= Non-developmental item =

Term used in government procurement

Non-developmental item (NDI) is a term used for products procured by the United States federal government which do not require further development or require only minimal modification. Commercial-off-the-shelf (COTS) and government-off-the-shelf (GOTS) are two subtypes of NDI.

== Overview ==
The term was first coined in 1986 by the US Congress. According to the Federal Acquisition Regulation, a non-developmental item is:

- Any previously developed item of supply used exclusively for governmental purposes by a Federal agency, a State or local government, or a foreign government with which the United States has a mutual defense cooperation agreement;
- Any item described in paragraph (1) of this definition that requires only minor modification or modifications of a type customarily available in the commercial marketplace in order to meet the requirements of the procuring department or agency; or
- Any item of supply being produced that does not meet the requirements of paragraphs (1) or (2) solely because the item is not yet in use.

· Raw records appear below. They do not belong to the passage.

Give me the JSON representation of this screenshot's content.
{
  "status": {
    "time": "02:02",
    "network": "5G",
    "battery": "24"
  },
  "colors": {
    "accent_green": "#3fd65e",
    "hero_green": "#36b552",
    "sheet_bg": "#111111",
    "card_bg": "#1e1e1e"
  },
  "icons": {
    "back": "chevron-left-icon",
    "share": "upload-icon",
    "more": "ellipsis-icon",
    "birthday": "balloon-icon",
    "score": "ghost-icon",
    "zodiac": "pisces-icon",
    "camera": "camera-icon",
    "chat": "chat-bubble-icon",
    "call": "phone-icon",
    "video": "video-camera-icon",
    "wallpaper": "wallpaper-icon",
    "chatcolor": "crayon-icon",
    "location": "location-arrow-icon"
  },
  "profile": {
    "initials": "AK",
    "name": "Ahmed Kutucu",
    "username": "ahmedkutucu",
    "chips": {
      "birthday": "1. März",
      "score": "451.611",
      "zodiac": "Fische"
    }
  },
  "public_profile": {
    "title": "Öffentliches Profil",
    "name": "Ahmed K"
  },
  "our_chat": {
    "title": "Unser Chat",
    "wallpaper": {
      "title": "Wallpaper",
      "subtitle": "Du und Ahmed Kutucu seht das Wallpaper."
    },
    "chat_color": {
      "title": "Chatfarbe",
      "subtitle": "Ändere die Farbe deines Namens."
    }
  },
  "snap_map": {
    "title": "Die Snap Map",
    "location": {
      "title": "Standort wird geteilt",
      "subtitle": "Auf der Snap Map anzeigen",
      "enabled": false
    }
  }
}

The third definition can apply to fully developed items in production but not for commercial sale yet. In this way, the US Federal government can "capture" a product or technology for use before it becomes commercially available.

One subtype of non-developmental items is the military-purpose non-developmental item, defined as:

- A nondevelopmental item that meets a validated military requirement as determined in writing by the responsible program manager and has been developed exclusively at private expense. An item shall not be considered to be developed at private expense if development of the item was paid for in whole or in part through -
  - Independent research and development costs or bid and proposal costs, per the definition in FAR 31.205-18, that have been reimbursed directly or indirectly by a Federal agency or have been submitted to a Federal agency for reimbursement; or
  - Foreign government funding

== Considerations ==
NDIs are advantageous in several ways. As the product is already designed and in production, the government does not have to spend funds for research and development. Testing and evaluation have already been completed by the company, further speeding the acquisition cycle. The use of NDI COTS products also can offer improved pricing, wider variety, and access to cutting-edge technology. However, there can be multiple disadvantages as well. Companies may not provide complete technical documentation, and their internal testing may not fully meet government standards. The product itself may not meet all government requirements, and modification may be complicated or cost prohibitive.